A note on 6386 replacement tubes

GroupDIY Audio Forum

Help Support GroupDIY Audio Forum:

This site may earn a commission from merchant affiliate links, including eBay, Amazon, and others.
To pile on to the sentiment, the JJ 6386s don't last for very long, just like their 12AX7s, 12BH7As or any other tube I have used of theirs. The 'unfairchild' was designed around the JJs and they have adjustments that seem to compensate for the difference. Just be prepared to lay down a couple hundred dollars every few weeks as the tubes fade.
 
I should take this moment to remind people that the original 6386 in a 670 did not last long either. In a Sta Level they would last quite a while ( no matching between sides ) and nobody expected anything but crunch from them. Bob Ohllson (sp?) complained about changing tubes several times a year in the Fairchild.
 
Isn't owning a Fairchild sort of like owning a ferrari? Yeah the expierence is amazing but 13k brake jobs and replacing the clutch every 10k miles is all just part of the existence if yoh want it to work "just like new". Of course...I own neither....just thinking out loud 😁
 
To pile on to the sentiment, the JJ 6386s don't last for very long, just like their 12AX7s, 12BH7As or any other tube I have used of theirs. The 'unfairchild' was designed around the JJs and they have adjustments that seem to compensate for the difference. Just be prepared to lay down a couple hundred dollars every few weeks as the tubes fade.
The JJ 6386 that I have come across tested lower when new than the vintage ones I had. So that *may* point to shorter useful life. As for 12BH7, there is no decent new manufacture that I have seen yet. Fortunately NOS can be found for the same price or less. Not so much with 6386.
 
I realize this thread is very old, but I am experiencing the exact meter discrepancy you are having with JJ’s. ~10db of gain reduction on the meter with only 5db of actual GR. My build is brand new (newly completed Drip V2) and otherwise functioning perfectly. The JJ tubes test and sound fine. Curious if there is any workaround for this issue or if this is actually normal behavior?
Just chiming in too ihearttubes, it is an old thread ;-), certainly not disagreeing with troublereports point, but like you I have a DRIP V1, full of JJ's - working flawlessly for years.
Although I did buy all tubes from someone who handpicked and matched as best they could, so i paid extra for that service.

Don't sweat the VU problem, i spent an hour on the phone with Greg (DRIP) on VU's, its a rabbit hole, and seems its just a fundamental challenge with even the originals. I just let the VU's be, and use my ears 1st then look at my console and DAW meters to get the gain reduction i want.
I just allow my Fairchild to be old and graceful in the rack, and let the meters dance around as a form of entertainment.

I can hear what it does, and I just dial it in and out to what I like ;-)

but I get in a measurement world, that kind of thinking isn't acceptable.

#privilegedtohaveanyfairchild
 
its just a fundamental challenge with even the originals

Only if you can't get good 6386 tubes - differences in meter reading comes from flawed current/Gm behavior in the tubes themselves, nothing to do to correct that here.
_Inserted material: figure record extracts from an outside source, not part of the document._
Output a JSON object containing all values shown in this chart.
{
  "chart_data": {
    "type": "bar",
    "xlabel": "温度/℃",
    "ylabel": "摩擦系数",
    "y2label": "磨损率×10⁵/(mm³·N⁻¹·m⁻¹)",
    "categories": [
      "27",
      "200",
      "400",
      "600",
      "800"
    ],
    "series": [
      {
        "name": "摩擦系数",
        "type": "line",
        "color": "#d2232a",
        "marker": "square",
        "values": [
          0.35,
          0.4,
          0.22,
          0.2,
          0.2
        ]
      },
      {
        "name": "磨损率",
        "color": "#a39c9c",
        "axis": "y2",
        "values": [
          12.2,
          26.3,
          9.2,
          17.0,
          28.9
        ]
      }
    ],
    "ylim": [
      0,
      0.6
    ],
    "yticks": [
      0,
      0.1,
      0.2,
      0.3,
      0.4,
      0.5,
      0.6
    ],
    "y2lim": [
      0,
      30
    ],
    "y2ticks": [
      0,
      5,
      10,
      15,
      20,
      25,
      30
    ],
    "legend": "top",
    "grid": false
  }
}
Note: This mismatch also messes with your ratios.

And even if you pay for matched new-production tubes, you only get them "matched to each other", not at any even remotely absolute precision. I have a strong suspicion that JJ traces and selects heavily already from factory, and send the few good ones to PR-heavy customers (thereby upping their apparent quality)
 
Thinking about this, there are more than a few tube heads here making products for the market. I think the hurdle for Larry is, in order for him to make his tube matching setup into something he'd sell, he'd need enough investment to make the effort worthwhile - no mystery there. EveAnna wants one, if a few of you also wanted one, there could be enough interest to make it worth the effort to elevate the setup he made (and showed at one AES long ago) to something bullet proof and sellable. His setup takes 20 tubes at a time, plots curves, puts the matches together, checks microphonics, does the full kaboodle. How many would benefit from this enough that they'd spend money to have their own setup?
 
Still not a big market, still the territory of manufacturers cobbling together for their own needs.

We don’t even have anyone offering the matching service for others that I’m aware of.